Your 4S Lipo will peak at 16.8 Volts, 14.8 is nominal. As long as the MB ballasts' input Voltage range is good up to 16.6 or so, the ballast will work ok.
Regardless of the input Voltage from your battery (again, assuming the ballast will handle 16.6V) then power output from the ballast to the bulb is going to be the same (also assuming that the arc gap, gas fill pressure and gas composition is the same). Ballast output should not change with changing input Voltage assuming the bulb specs are the same.
Is the power handling capability (Voltage range spec and Amperage range spec) of the non-MB Ushio the same as the MB-specific bulb?
"Only makes a spark in the lamp base". (The Anode/large, rear electrode end of the bulb?) Obviously, the bulb is not going to light off unless there is a spark across the gap. The purpose of the small wire (Trigger Wire) around the chamber is to ionize the Xenon during the ignition cycle and then the spark at the electrode ignites the ionized gas. Do you mean you see arcing between the bulbs' original base and the new adapters? Or is it arcing within the bulb chamber but well behind the electrode tip? Or is it arcing between the new adapter and the MBs' original contact? Have you tried to identify the location in a very dark environment (be very careful not to flash yourself if the bulb lights off)
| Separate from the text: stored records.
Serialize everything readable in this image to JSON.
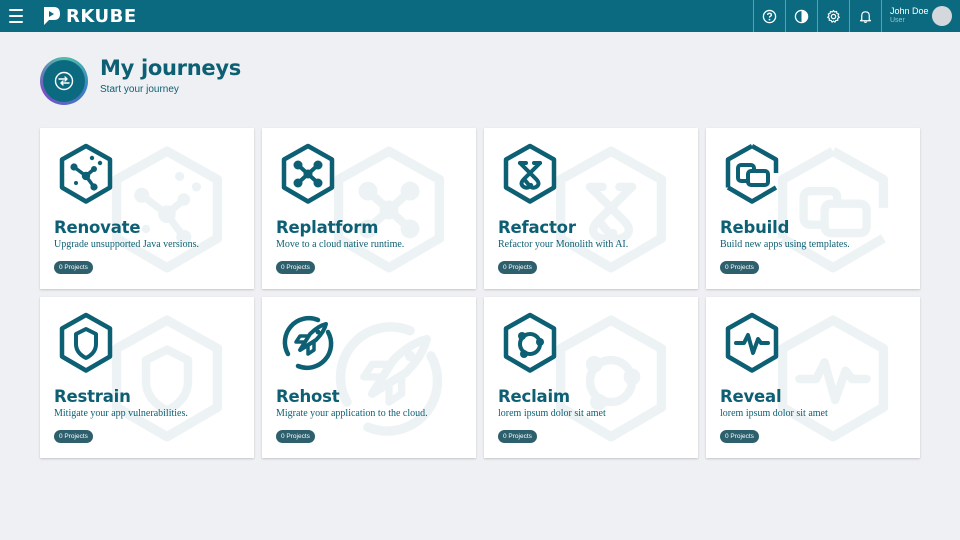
{
  "app": {
    "brand": "RKUBE",
    "brand_color": "#0b6a80"
  },
  "topbar": {
    "icons": [
      "help-icon",
      "contrast-icon",
      "gear-icon",
      "bell-icon"
    ],
    "user": {
      "name": "John Doe",
      "role": "User"
    }
  },
  "header": {
    "title": "My journeys",
    "subtitle": "Start your journey"
  },
  "journeys": [
    {
      "title": "Renovate",
      "description": "Upgrade unsupported Java versions.",
      "badge": "0 Projects",
      "icon": "renovate-icon"
    },
    {
      "title": "Replatform",
      "description": "Move to a cloud native runtime.",
      "badge": "0 Projects",
      "icon": "replatform-icon"
    },
    {
      "title": "Refactor",
      "description": "Refactor your Monolith with AI.",
      "badge": "0 Projects",
      "icon": "refactor-icon"
    },
    {
      "title": "Rebuild",
      "description": "Build new apps using templates.",
      "badge": "0 Projects",
      "icon": "rebuild-icon"
    },
    {
      "title": "Restrain",
      "description": "Mitigate your app vulnerabilities.",
      "badge": "0 Projects",
      "icon": "restrain-icon"
    },
    {
      "title": "Rehost",
      "description": "Migrate your application to the cloud.",
      "badge": "0 Projects",
      "icon": "rehost-icon"
    },
    {
      "title": "Reclaim",
      "description": "lorem ipsum dolor sit amet",
      "badge": "0 Projects",
      "icon": "reclaim-icon"
    },
    {
      "title": "Reveal",
      "description": "lorem ipsum dolor sit amet",
      "badge": "0 Projects",
      "icon": "reveal-icon"
    }
  ]
}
Did you run the non-MB bulb in the momentary 75 Watt mode during the one run?
I have a loaner MB Clone. I used Parkers' adapters and the same non-MB Ushio bulb in this light with no issues and many, many starts.
Did you clean the bulb with hi-percentage alcohol and all the contact areas?
Does the original MB Ushio bulb still work ok?
On first blush, if you see arcing, then the ballast is PROBABLY OK (the ignition circuit, anyway). It seems like you might have a loose/electrically-poor contact issue or the power rating of the non-Ushio bulb is less than the MB-specific bulb and the non-MB bulb may have been damaged. Also, look closely at the metal ribbon connector material between the back end of the electrode and the bulb base for breaks. In you pic, there are wide/large ribbon connectors on MB-specific bulbs 1 & 2 but the connector looks very small on the non-MB bulb. (I realize there is distortion thru the quartz so I cannot really tell much on the bulb #3.) Also, the trigger wire on the MB-specific bulb is connected to the anode base and then runs down to, and wraps around the chamber. I cannot see any such connection on the non-specific bulb? Is there one? (There should be) If so, does it come from the Anode (large electrode) base?
The more I look at the pic, the more it looks like the Anode metal ribbon connector is gone and the small line that appears to be that ribbon connector, is actually the shadow of the Trigger wire?